Ludwigshafen RHEINPFALZ Plus Artikel Rheingönheim: Kein Wohnungsbau im Gewerbegebiet

Auch eine Aldi-Filiale ist in der „Mörschgewanne“ angesiedelt.
Auch eine Aldi-Filiale ist in der »Mörschgewanne« angesiedelt.

Der Bebauungsplan „Nördlich Erbachstraße – Änderung 1“ für das Gewerbegebiet „Mörschgewanne“ in Rheingönheim soll neu aufgestellt werden. Der Ortsbeirat hat der Stadtverwaltung dafür am Mittwochabend grünes Licht gegeben. Wohnungsbau ist in dem Gewerbegebiet nicht möglich.

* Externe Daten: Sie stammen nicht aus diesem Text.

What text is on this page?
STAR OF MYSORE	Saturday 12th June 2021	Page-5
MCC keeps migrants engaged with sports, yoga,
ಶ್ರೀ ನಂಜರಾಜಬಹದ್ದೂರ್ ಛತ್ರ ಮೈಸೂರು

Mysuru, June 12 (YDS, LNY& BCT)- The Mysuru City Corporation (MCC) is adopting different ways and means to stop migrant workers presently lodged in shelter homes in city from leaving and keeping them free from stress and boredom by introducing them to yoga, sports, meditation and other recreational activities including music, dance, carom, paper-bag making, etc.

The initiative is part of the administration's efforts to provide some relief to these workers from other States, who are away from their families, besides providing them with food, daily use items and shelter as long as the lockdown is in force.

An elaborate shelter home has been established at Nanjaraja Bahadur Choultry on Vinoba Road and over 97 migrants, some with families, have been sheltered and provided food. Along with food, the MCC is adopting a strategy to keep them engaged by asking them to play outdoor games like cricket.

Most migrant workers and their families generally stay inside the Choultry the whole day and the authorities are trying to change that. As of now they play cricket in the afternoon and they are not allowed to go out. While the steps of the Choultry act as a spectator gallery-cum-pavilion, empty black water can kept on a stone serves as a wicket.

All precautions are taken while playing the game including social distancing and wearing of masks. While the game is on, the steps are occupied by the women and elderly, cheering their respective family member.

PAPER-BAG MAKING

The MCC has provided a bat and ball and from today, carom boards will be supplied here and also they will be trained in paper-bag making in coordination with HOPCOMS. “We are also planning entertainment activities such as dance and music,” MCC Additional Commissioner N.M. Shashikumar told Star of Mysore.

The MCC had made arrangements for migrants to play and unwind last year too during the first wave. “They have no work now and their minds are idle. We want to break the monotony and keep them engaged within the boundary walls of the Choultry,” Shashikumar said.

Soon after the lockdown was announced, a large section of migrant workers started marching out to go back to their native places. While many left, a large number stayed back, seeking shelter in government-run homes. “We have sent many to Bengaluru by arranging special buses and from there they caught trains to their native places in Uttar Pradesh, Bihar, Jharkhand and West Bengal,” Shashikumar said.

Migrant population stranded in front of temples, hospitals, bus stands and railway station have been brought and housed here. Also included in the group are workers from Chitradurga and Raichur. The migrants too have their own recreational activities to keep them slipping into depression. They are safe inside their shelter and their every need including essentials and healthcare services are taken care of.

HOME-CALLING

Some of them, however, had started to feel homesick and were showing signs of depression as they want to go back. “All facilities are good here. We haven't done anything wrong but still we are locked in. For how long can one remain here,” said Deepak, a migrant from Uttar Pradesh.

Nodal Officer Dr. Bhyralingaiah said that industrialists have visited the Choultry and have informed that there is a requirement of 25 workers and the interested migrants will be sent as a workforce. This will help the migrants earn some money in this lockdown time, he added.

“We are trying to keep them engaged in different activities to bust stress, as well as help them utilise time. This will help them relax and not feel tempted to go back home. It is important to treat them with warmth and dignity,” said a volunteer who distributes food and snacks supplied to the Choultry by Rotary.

Schon seit einigen Jahren sorgt die Aldi-Filiale in der „Mörschgewanne“ für Gesprächsstoff in Rheingönheim. Denn der Discounter hat Ortsvorsteher Wilhelm Wißmann (CDU) zufolge angekündigt, dass der Laden in dem Gewerbegebiet aufgegeben und eine neue, größere Filiale auf dem Gelände des TV in der Dorfmitte gebaut werden soll. Zudem hat die Firma Keil Konzepte nach ihrem Umzug aus der „Mörschgewanne“ nach Speyer im März Pläne für ein Ärztehaus auf dem bisherigen Firmengelände vorgestellt. Zwei gute Gründe für die Stadtverwaltung, das Einzelhandelskonzept für das Gewerbemischgebiet zu überarbeiten.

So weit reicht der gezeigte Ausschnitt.